Plástico Moderno, Romi, William dos Reis, operação é essencial para a vida útil do sistema mecânico
Reis: operação é essencial para a vida útil do sistema mecânico

Um dos cuidados essenciais do dia a dia das empresas é com a lubrificação. A atenção requerida por essa operação pode ser resumida pela frase proferida por William dos Reis, diretor de máquinas para plástico da Romi, um dos principais nomes da indústria de base nacional.  “O bom funcionamento da lubrificação em máquinas injetoras de plástico é primordial para o prolongamento da vida útil do sistema mecânico”, defende. Outra vantagem destacada pelo diretor é a economia obtida em um item bastante importante para o orçamento das empresas. “Com a redução dos movimentos dos conjuntos, reduz-se a energia gasta em acionamentos.”

Quais práticas devem ser adotadas pelos transformadores para alcançar bons resultados? Injetoras, sopradoras, extrusoras e demais equipamentos utilizados têm seus pontos críticos, locais onde a presença do lubrificante de boa qualidade e trabalhando dentro do prazo de validade se torna essencial para o bom andamento da linha de produção.

Não é preciso muito esforço para conhecer as medidas adequadas. Todo fabricante de máquinas faz as recomendações necessárias, basta segui-las.  “A Romi disponibiliza aos seus clientes um manual de como deve ser feita a manutenção preventiva das máquinas”, destaca Reis. Suas palavras, com certeza, são aprovadas por todos os concorrentes. Entre as recomendações, algumas observações importantes. “É preciso verificar o sistema de lubrificação e fazer análises químicas semestrais da qualidade do óleo hidráulico”, aconselha. Tais análises devem seguir as condições indicadas pelo fornecedor do lubrificante.

Nomes conhecidos da indústria química se encontram entre os fabricantes de lubrificantes mais conhecidos. São os casos de Mobil, Dow, Klüber e Grax, entre outros. Essas empresas investem pesado na pesquisa e no desenvolvimento de fórmulas voltadas para aplicações diversas dentro de todos os ramos da indústria. Estima-se que o mercado brasileiro de lubrificantes seja o sexto maior do mundo, com consumo de cerca de um milhão de toneladas ao ano.

O segmento do plástico é visto por essas empresas com especial atenção. Não por acaso. É um nicho em constante crescimento, evolução que muito se deve à utilização das resinas na substituição de outros materiais em aplicações variadas. Além de fornecer os produtos, todas garantem trabalhar em parceria com seus clientes para resolver problemas específicos ou para assessorar o cotidiano das linhas de produção.

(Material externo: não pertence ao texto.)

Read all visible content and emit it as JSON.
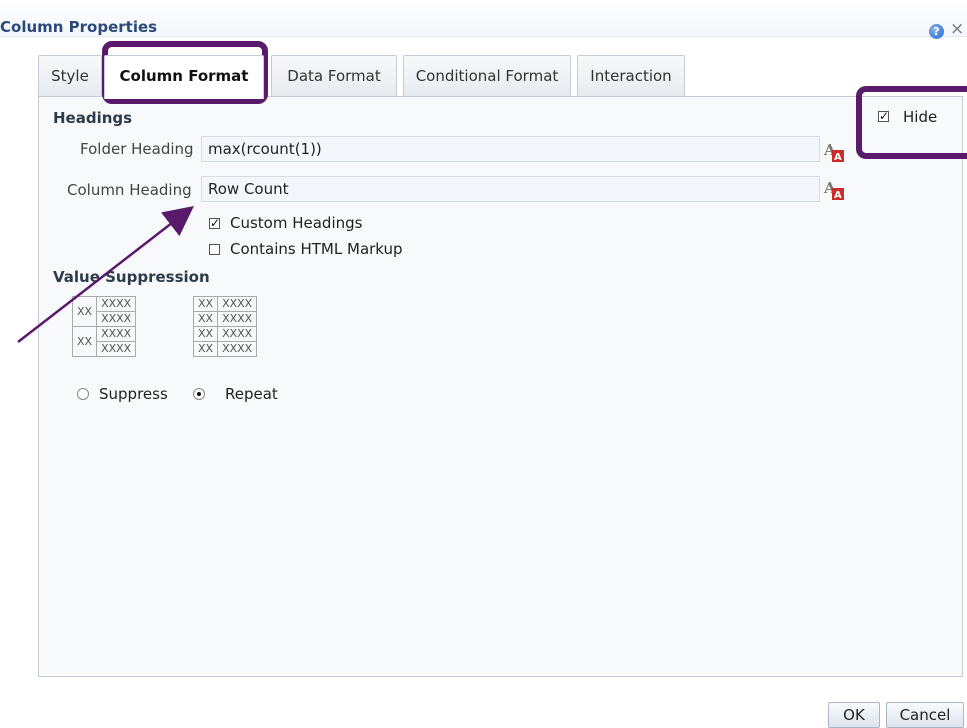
{
  "dialog": {
    "title": "Column Properties",
    "help_icon": "help-icon",
    "close_icon": "close-icon",
    "close_glyph": "×"
  },
  "tabs": [
    {
      "label": "Style",
      "active": false
    },
    {
      "label": "Column Format",
      "active": true
    },
    {
      "label": "Data Format",
      "active": false
    },
    {
      "label": "Conditional Format",
      "active": false
    },
    {
      "label": "Interaction",
      "active": false
    }
  ],
  "headings": {
    "section_title": "Headings",
    "folder_heading_label": "Folder Heading",
    "folder_heading_value": "max(rcount(1))",
    "column_heading_label": "Column Heading",
    "column_heading_value": "Row Count",
    "custom_headings_label": "Custom Headings",
    "custom_headings_checked": true,
    "html_markup_label": "Contains HTML Markup",
    "html_markup_checked": false,
    "hide_label": "Hide",
    "hide_checked": true
  },
  "value_suppression": {
    "section_title": "Value Suppression",
    "left_example": [
      [
        "XX",
        "XXXX"
      ],
      [
        "",
        "XXXX"
      ],
      [
        "XX",
        "XXXX"
      ],
      [
        "",
        "XXXX"
      ]
    ],
    "right_example": [
      [
        "XX",
        "XXXX"
      ],
      [
        "XX",
        "XXXX"
      ],
      [
        "XX",
        "XXXX"
      ],
      [
        "XX",
        "XXXX"
      ]
    ],
    "suppress_label": "Suppress",
    "repeat_label": "Repeat",
    "selected": "Repeat"
  },
  "buttons": {
    "ok": "OK",
    "cancel": "Cancel"
  },
  "annotation": {
    "highlight_color": "#5a1a6b"
  },
  "colors": {
    "title": "#2b4a7a",
    "panel_bg": "#f7f9fb",
    "field_bg": "#f3f7fc"
  }
}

Duas frentes – A gigante Dow Chemicals atua no ramo em duas frentes distintas. Para as empresas formuladoras, fornece matéria-prima essencial para a produção de lubrificantes. São os polialquileno glicóis (PAG), que comercializa com a marca Ucon. O insumo garante ao produto final bom desempenho e resistência à oxidação e ao desgaste. Entre os compradores do insumo, encontram-se clientes como Klüber, Shell e Exxon, fabricantes de produtos usados em máquinas de diferentes técnicas de transformação de plástico.

“A Dow é líder mundial na tecnologia de PAGs”, afirma Yuri Alencar, técnico de lubrificantes e fluidos para a América Latina. No Brasil, conta com produção local no Guarujá-SP. Trata-se de um mercado crescente, de acordo com informações da empresa. A planta localizada no litoral paulista prevê aumento em 20% de sua capacidade até o final de 2012. Esta fábrica se dedica a suprir o consumo brasileiro da matéria-prima.

Nessa linha de atuação, a Dow lançou em 2012 no mercado nacional o Ucon OSP, nova geração de fluidos. Esses PAGs se diferenciam das linhas tradicionais. As formulações anteriores se diluíam bem com os óleos sintéticos à base de hidrocarbonos. O novo produto também pode ser adicionado aos óleos minerais. “Ele agrega qualidade aos óleos minerais graças à sua capacidade de melhorar o controle de depósitos, a estabilidade de oxidação e também a estabilidade a baixas temperaturas”, informa Alencar. Podem ser usados como fluidos primários, cobases ou como aditivos em formulações de lubrificantes automotivos e industriais.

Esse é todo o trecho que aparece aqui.